Friday, January 13, 2012
One of the hydrangeas the deer and I like best is the American native Hydrangea arborescens 'Annabelle'. Before the deer appeared in my woods around seven or eight years ago, the wild Hydrangea arborescens were plentiful, especially on the banks along the driveway. These plants had flowers shaped like small domes and were a dull white. Still, I had so many that it was impressive to see them in bloom all at once.

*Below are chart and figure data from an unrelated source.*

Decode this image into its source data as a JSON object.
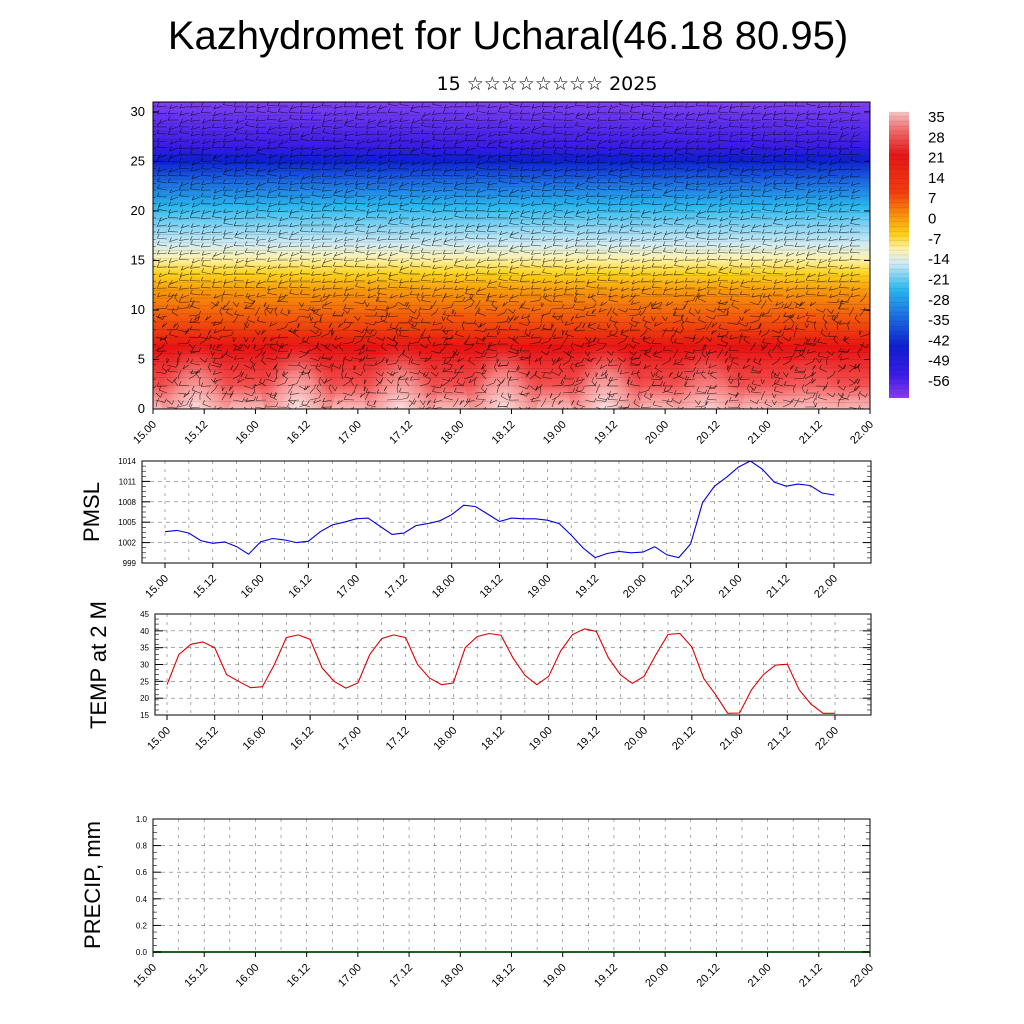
{
  "header": {
    "title": "Kazhydromet for Ucharal(46.18 80.95)",
    "subtitle": "15 ☆☆☆☆☆☆☆☆ 2025"
  },
  "colors": {
    "pmsl_line": "#0000dd",
    "temp_line": "#dd0000",
    "precip_line": "#1f5f1f",
    "colorbar_top": "#f2b3b3",
    "colorbar_bottom": "#8000ff"
  },
  "chart_data": [
    {
      "type": "heatmap",
      "name": "upper-air-temperature-wind",
      "x_ticks": [
        "15.00",
        "15.12",
        "16.00",
        "16.12",
        "17.00",
        "17.12",
        "18.00",
        "18.12",
        "19.00",
        "19.12",
        "20.00",
        "20.12",
        "21.00",
        "21.12",
        "22.00"
      ],
      "y_ticks": [
        "0",
        "5",
        "10",
        "15",
        "20",
        "25",
        "30"
      ],
      "ylim": [
        0,
        31
      ],
      "colorbar_labels": [
        "35",
        "28",
        "21",
        "14",
        "7",
        "0",
        "-7",
        "-14",
        "-21",
        "-28",
        "-35",
        "-42",
        "-49",
        "-56"
      ],
      "wind_barbs": true
    },
    {
      "type": "line",
      "name": "pmsl",
      "ylabel": "PMSL",
      "x_ticks": [
        "15.00",
        "15.12",
        "16.00",
        "16.12",
        "17.00",
        "17.12",
        "18.00",
        "18.12",
        "19.00",
        "19.12",
        "20.00",
        "20.12",
        "21.00",
        "21.12",
        "22.00"
      ],
      "y_ticks": [
        "1014",
        "1011",
        "1008",
        "1005",
        "1002",
        "999"
      ],
      "ylim": [
        999,
        1014
      ],
      "grid": true,
      "x": [
        0,
        3,
        6,
        9,
        12,
        15,
        18,
        21,
        24,
        27,
        30,
        33,
        36,
        39,
        42,
        45,
        48,
        51,
        54,
        57,
        60,
        63,
        66,
        69,
        72,
        75,
        78,
        81,
        84,
        87,
        90,
        93,
        96,
        99,
        102,
        105,
        108,
        111,
        114,
        117,
        120,
        123,
        126,
        129,
        132,
        135,
        138,
        141,
        144,
        147,
        150,
        153,
        156,
        159,
        162,
        165,
        168
      ],
      "values": [
        1003.6,
        1003.8,
        1003.4,
        1002.3,
        1001.9,
        1002.1,
        1001.4,
        1000.3,
        1002.1,
        1002.6,
        1002.4,
        1002.0,
        1002.2,
        1003.6,
        1004.6,
        1005.0,
        1005.5,
        1005.6,
        1004.4,
        1003.2,
        1003.4,
        1004.5,
        1004.8,
        1005.2,
        1006.1,
        1007.5,
        1007.3,
        1006.2,
        1005.1,
        1005.6,
        1005.5,
        1005.5,
        1005.3,
        1004.8,
        1003.1,
        1001.2,
        999.8,
        1000.4,
        1000.7,
        1000.5,
        1000.6,
        1001.4,
        1000.2,
        999.8,
        1001.8,
        1007.9,
        1010.3,
        1011.6,
        1013.1,
        1014.0,
        1012.8,
        1010.9,
        1010.3,
        1010.6,
        1010.4,
        1009.3,
        1009.0
      ]
    },
    {
      "type": "line",
      "name": "temp-2m",
      "ylabel": "TEMP at 2 M",
      "x_ticks": [
        "15.00",
        "15.12",
        "16.00",
        "16.12",
        "17.00",
        "17.12",
        "18.00",
        "18.12",
        "19.00",
        "19.12",
        "20.00",
        "20.12",
        "21.00",
        "21.12",
        "22.00"
      ],
      "y_ticks": [
        "45",
        "40",
        "35",
        "30",
        "25",
        "20",
        "15"
      ],
      "ylim": [
        15,
        45
      ],
      "grid": true,
      "x": [
        0,
        3,
        6,
        9,
        12,
        15,
        18,
        21,
        24,
        27,
        30,
        33,
        36,
        39,
        42,
        45,
        48,
        51,
        54,
        57,
        60,
        63,
        66,
        69,
        72,
        75,
        78,
        81,
        84,
        87,
        90,
        93,
        96,
        99,
        102,
        105,
        108,
        111,
        114,
        117,
        120,
        123,
        126,
        129,
        132,
        135,
        138,
        141,
        144,
        147,
        150,
        153,
        156,
        159,
        162,
        165,
        168
      ],
      "values": [
        24,
        33,
        36,
        36.7,
        35,
        27,
        25,
        23.1,
        23.4,
        30,
        38,
        38.8,
        37.5,
        29,
        25,
        23,
        24.5,
        33,
        37.7,
        38.8,
        38,
        30,
        26,
        24,
        24.5,
        35,
        38.3,
        39.2,
        38.7,
        32,
        26.8,
        24,
        26.5,
        34,
        38.9,
        40.6,
        39.8,
        32,
        27,
        24.4,
        26.5,
        33,
        38.9,
        39.2,
        35.2,
        25.8,
        21,
        15.5,
        15.6,
        22.5,
        27,
        29.8,
        30.1,
        22.5,
        18.2,
        15.5,
        15.5
      ]
    },
    {
      "type": "line",
      "name": "precip",
      "ylabel": "PRECIP, mm",
      "x_ticks": [
        "15.00",
        "15.12",
        "16.00",
        "16.12",
        "17.00",
        "17.12",
        "18.00",
        "18.12",
        "19.00",
        "19.12",
        "20.00",
        "20.12",
        "21.00",
        "21.12",
        "22.00"
      ],
      "y_ticks": [
        "1.0",
        "0.8",
        "0.6",
        "0.4",
        "0.2",
        "0.0"
      ],
      "ylim": [
        0,
        1
      ],
      "grid": true,
      "x": [
        0,
        168
      ],
      "values": [
        0,
        0
      ]
    }
  ]
}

Today, I have one plant (wait, looking out my window, I'm not sure it's still there). Most, I'm sorry to say, were whacked down by a man named Marvin. He had removed a tree for me at a fair price, so I hired him to do some clearing. We walked the property, and I asked him to get rid of all the privet and wisteria in a certain area. As we walked down the driveway, I said, "Don't touch this bank. These are all wild hydrangeas."

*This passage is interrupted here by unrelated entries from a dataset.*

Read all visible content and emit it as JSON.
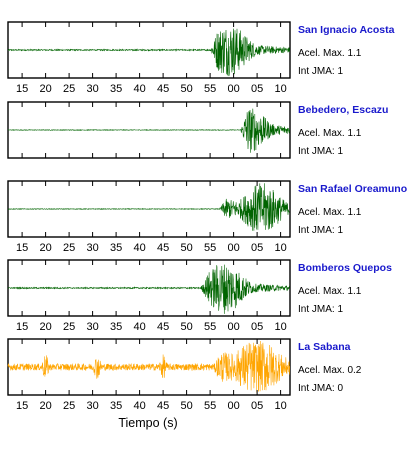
{
  "chart_data": {
    "type": "line",
    "xlabel": "Tiempo (s)",
    "x_tick_labels": [
      "15",
      "20",
      "25",
      "30",
      "35",
      "40",
      "45",
      "50",
      "55",
      "00",
      "05",
      "10"
    ],
    "xlim": [
      12,
      72
    ],
    "grid": false,
    "panels": [
      {
        "name": "San Ignacio Acosta",
        "acel_label": "Acel. Max. 1.1",
        "int_label": "Int JMA: 1",
        "color": "#006400",
        "noise_amp": 0.04,
        "onset": 55,
        "peak_amp": 1.0,
        "peak_time": 59,
        "bursts": [],
        "show_ticks": true
      },
      {
        "name": "Bebedero, Escazu",
        "acel_label": "Acel. Max. 1.1",
        "int_label": "Int JMA: 1",
        "color": "#006400",
        "noise_amp": 0.02,
        "onset": 61.5,
        "peak_amp": 0.9,
        "peak_time": 63,
        "bursts": [],
        "show_ticks": false
      },
      {
        "name": "San Rafael Oreamuno",
        "acel_label": "Acel. Max. 1.1",
        "int_label": "Int JMA: 1",
        "color": "#006400",
        "noise_amp": 0.02,
        "onset": 57,
        "peak_amp": 1.0,
        "peak_time": 66,
        "bursts": [],
        "show_ticks": true
      },
      {
        "name": "Bomberos Quepos",
        "acel_label": "Acel. Max. 1.1",
        "int_label": "Int JMA: 1",
        "color": "#006400",
        "noise_amp": 0.04,
        "onset": 53,
        "peak_amp": 1.0,
        "peak_time": 58,
        "bursts": [],
        "show_ticks": true
      },
      {
        "name": "La Sabana",
        "acel_label": "Acel. Max. 0.2",
        "int_label": "Int JMA: 0",
        "color": "#FFA500",
        "noise_amp": 0.22,
        "onset": 56,
        "peak_amp": 1.0,
        "peak_time": 65,
        "bursts": [
          20,
          31,
          45
        ],
        "show_ticks": true
      }
    ]
  }
}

Well, you guessed it. I came back to find Marvin glassy eyed and with alcohol on his breath. All the hydrangeas were mowed down to nubs. The privet and wisteria were still intact. I had a terrible exchange of words with Marvin, and although he had done nothing I'd asked, he demanded the price we'd agreed on. I said I wouldn't pay him until he had done the job. Then he threatened me, and I stormed in the house, made out a check, threw it at him and told him never to come back.
The wild hydrangeas had just started making a comeback when the deer came. At first they only snipped off the blooms. Then, they started eating the leaves and stems. I guess the plants couldn't take the double whammy, so I don't have them anymore.
Now, back to what I had intended to write about. A local plantswoman, Linda Copeland, and Allan Armitage, the perennial plant guru from the University of Georgia, wrote an interesting book called Legends in the Garden, giving stories of some plant cultivars that originated in the U.S. One of the chapters is about the 'Annabelle' hydrangea.
Joseph McDaniel was a colleague of woody plant guru Michael Dirr when Dirr was at the University of Illinois. McDaniel first saw the arborescens hydrangea with big balls of white flowers in Urbana in 1960 and traced the plant back to Anna, Illinois. A man named Hubbard Kirkpatrick said that in 1910, his mother, Harriet, was horseback riding in the hills of Union County, Illinois, when she saw a hydrangea with large white ball-shaped flowers. She and her sister brought the plant back to their garden on Chestnut Street. Fifty years later, McDaniel found the original plant still growing in what had been the sisters' garden. The plant had been passed along to other Illinois gardeners, but had never been named.
It was McDaniel who registered the name 'Annabelle' and who convinced nurseries to grow and sell the plant.
One of my best photographs ever is (unfortunately) in the form of a slide and shows a row of Annabelles with gobs of huge flowers, in Islesboro, Maine. In the background is the sparkling blue Atlantic dotted with sailboats. 'Annabelle' is hardy where the macrophyllas are not, so that is a big plus.
The drawback? Deer. I stayed pretty much ahead of them this year by using the fertilizer Milorganite, but they still chomped some of the blooms and foliage. I hope to have a deer fence up by the time the Annabelles are putting out this year. I also want to get 'Incrediball', which is 'Annabelle' on steroids but supposedly with sturdier stems.
By the way, even though 'Annabelle' is named for a town, the town was named for the founder's wife Anna. Yet another fact dug up by Linda Copeland and Allan Armitage. Next, that is, after I take a photograph in the spring, I'll pass along the story of how the white azalea 'Mrs. G. G. Gerbing' got its name. I'd always wondered who Mrs. Gerbing was, and now I know.